Нанетта ничего не отвечала. Она высунула язык и спрятала его как раз вовремя, чтобы получить пощечину, которую отвесила ей легкая рука м-ль Фаншон.
Нанетта всхлипнула.
— Теперь давай сюда твой нос, — приказала ей м-ль Фаншон, ставшая вдруг матерински-заботливой, вынувшая свой носовой платок и высморкавшая сопливую девочку, — а теперь убирайся, живо!
Нанетта быстро скатилась с лестницы; слышен был удалявшийся топот ее грубых башмаков.
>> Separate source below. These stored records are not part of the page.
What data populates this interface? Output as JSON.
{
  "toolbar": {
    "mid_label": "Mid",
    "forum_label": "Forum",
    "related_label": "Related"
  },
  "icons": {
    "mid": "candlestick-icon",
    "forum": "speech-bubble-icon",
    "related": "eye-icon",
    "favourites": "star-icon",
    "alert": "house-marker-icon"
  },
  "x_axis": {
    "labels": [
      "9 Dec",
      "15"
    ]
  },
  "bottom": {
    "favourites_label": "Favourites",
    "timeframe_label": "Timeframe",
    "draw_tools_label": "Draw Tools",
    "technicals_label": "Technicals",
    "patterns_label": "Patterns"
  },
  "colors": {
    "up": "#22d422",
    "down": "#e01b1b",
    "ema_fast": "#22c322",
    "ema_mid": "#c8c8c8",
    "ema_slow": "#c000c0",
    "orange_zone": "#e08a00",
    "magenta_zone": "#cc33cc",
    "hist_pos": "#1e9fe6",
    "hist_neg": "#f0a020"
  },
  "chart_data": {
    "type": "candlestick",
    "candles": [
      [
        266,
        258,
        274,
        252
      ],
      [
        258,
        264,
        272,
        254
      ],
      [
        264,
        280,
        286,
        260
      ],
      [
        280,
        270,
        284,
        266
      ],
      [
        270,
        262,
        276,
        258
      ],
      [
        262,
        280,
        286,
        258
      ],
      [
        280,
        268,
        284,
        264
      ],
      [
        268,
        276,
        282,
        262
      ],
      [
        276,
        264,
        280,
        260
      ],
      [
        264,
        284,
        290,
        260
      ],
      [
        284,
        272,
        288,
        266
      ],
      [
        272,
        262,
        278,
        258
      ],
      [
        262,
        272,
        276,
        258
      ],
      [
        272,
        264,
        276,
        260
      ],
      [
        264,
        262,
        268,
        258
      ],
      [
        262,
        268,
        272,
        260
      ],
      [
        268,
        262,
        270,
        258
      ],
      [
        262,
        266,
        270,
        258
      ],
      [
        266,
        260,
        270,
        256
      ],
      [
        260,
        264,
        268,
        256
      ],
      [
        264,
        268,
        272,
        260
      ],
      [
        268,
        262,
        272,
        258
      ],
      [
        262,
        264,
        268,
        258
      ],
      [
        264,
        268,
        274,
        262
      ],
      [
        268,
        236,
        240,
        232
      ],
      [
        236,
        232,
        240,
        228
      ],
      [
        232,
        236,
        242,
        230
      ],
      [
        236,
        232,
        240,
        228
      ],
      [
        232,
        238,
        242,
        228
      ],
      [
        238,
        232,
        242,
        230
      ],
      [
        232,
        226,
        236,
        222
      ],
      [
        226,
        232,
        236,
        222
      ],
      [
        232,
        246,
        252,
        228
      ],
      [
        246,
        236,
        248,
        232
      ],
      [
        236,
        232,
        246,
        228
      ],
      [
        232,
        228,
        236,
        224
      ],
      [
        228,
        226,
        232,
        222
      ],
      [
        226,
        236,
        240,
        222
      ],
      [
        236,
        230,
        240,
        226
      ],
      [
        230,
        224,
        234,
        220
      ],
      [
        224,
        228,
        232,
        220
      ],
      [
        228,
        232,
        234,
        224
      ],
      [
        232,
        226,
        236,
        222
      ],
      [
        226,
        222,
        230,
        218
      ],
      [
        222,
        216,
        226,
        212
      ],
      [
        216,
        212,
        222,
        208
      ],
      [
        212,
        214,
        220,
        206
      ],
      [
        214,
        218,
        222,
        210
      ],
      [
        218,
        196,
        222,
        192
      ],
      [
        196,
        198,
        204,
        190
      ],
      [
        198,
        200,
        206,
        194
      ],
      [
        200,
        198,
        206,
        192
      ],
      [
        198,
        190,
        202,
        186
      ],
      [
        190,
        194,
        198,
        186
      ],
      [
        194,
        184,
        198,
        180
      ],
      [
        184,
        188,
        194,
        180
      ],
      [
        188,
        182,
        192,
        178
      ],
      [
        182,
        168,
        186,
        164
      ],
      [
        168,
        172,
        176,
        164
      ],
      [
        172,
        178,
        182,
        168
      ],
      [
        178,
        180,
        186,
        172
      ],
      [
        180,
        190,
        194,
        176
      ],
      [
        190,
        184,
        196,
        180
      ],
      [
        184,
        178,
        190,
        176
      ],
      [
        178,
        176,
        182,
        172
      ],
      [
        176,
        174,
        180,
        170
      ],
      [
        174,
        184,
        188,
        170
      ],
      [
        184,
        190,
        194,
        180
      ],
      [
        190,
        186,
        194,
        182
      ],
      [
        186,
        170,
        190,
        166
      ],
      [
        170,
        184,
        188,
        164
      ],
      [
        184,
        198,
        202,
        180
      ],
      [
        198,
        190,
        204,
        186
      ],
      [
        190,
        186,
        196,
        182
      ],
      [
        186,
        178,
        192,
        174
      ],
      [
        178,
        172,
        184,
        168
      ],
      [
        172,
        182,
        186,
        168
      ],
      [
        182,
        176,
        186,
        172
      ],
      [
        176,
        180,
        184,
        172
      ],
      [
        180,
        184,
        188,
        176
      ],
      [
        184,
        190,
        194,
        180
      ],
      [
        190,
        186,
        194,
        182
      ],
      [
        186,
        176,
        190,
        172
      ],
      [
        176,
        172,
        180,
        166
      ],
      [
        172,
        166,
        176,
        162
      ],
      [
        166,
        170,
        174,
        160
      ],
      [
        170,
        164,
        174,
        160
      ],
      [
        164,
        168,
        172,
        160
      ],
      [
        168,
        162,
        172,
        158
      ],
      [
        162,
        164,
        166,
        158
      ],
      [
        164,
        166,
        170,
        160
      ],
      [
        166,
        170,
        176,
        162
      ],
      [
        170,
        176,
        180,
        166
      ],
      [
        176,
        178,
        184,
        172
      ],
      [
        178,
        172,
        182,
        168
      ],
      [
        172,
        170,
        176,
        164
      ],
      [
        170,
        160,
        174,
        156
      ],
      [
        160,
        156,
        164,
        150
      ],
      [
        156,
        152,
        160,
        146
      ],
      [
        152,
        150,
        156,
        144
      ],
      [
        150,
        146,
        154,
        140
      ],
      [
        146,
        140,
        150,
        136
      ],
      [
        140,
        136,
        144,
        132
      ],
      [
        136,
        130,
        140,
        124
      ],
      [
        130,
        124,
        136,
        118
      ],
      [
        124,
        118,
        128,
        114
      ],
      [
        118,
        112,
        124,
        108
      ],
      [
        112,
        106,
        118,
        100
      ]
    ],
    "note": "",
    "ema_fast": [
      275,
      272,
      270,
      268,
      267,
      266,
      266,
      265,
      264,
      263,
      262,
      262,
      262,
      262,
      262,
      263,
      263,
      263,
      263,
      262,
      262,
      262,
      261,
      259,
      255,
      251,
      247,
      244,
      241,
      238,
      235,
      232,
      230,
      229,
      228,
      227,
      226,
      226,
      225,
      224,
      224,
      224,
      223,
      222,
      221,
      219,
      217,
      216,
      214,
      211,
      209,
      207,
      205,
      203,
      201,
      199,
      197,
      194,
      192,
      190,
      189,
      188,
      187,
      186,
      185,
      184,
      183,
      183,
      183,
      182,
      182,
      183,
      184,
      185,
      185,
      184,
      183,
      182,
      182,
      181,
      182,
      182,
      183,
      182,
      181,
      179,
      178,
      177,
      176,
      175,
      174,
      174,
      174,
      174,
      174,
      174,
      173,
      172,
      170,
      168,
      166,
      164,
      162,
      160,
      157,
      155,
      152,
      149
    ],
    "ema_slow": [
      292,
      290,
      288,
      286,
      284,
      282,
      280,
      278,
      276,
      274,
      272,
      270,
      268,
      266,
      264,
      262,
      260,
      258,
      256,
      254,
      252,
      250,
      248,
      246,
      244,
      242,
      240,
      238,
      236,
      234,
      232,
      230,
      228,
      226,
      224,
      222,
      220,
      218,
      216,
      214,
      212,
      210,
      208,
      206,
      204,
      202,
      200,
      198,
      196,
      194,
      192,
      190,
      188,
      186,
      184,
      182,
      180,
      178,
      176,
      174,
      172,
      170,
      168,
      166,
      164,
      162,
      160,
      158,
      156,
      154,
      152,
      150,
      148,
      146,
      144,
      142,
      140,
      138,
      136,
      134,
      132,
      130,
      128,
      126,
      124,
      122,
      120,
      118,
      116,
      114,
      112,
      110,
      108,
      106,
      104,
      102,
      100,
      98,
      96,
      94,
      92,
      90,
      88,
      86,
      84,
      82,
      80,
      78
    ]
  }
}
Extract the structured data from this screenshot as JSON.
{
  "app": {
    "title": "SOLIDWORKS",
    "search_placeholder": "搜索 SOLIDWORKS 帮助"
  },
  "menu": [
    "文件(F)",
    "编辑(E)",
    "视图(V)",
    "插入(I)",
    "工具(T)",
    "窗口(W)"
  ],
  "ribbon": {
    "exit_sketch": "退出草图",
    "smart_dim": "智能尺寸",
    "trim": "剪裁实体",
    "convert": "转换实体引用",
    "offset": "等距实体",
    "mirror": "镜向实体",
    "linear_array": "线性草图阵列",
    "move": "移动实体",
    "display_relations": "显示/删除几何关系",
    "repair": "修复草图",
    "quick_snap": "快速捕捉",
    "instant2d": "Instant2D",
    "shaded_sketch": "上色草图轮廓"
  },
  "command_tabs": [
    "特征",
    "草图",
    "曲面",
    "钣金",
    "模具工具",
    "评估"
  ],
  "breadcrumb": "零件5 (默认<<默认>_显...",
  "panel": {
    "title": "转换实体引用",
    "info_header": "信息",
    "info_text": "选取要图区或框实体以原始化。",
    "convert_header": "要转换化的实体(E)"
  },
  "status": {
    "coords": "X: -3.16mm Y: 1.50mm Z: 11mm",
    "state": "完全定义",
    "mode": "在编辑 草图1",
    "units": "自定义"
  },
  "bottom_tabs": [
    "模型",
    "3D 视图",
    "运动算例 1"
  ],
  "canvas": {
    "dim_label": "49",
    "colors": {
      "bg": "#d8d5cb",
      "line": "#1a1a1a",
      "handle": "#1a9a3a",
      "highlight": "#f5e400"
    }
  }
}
— Она злобная, сударь, и никогда не бывает иною; кроме того, она скрытная. Господин аббат поместил ее в школу. Так подумайте: она приносила в своей корзинке лошадиный помет, чтобы заражать зловонием классную комнату. Она проводит дни на дворе или у дверей. Смеется она, только когда видит хромого или горбатого, или когда падает лошадь, или когда бьют собаку. Она насмехается над прохожими. Тогда ей дают пощечины. Она это любит. Она ото всех получает тумаки. В конце концов, ей дают их как милостыню. Господин аббат сам отпускает ей иногда по нескольку тумаков, а я, как видите, заканчиваю то количество тумаков, которое она получает и которое, несмотря на общие старания, не превышает того, чего она заслуживала бы.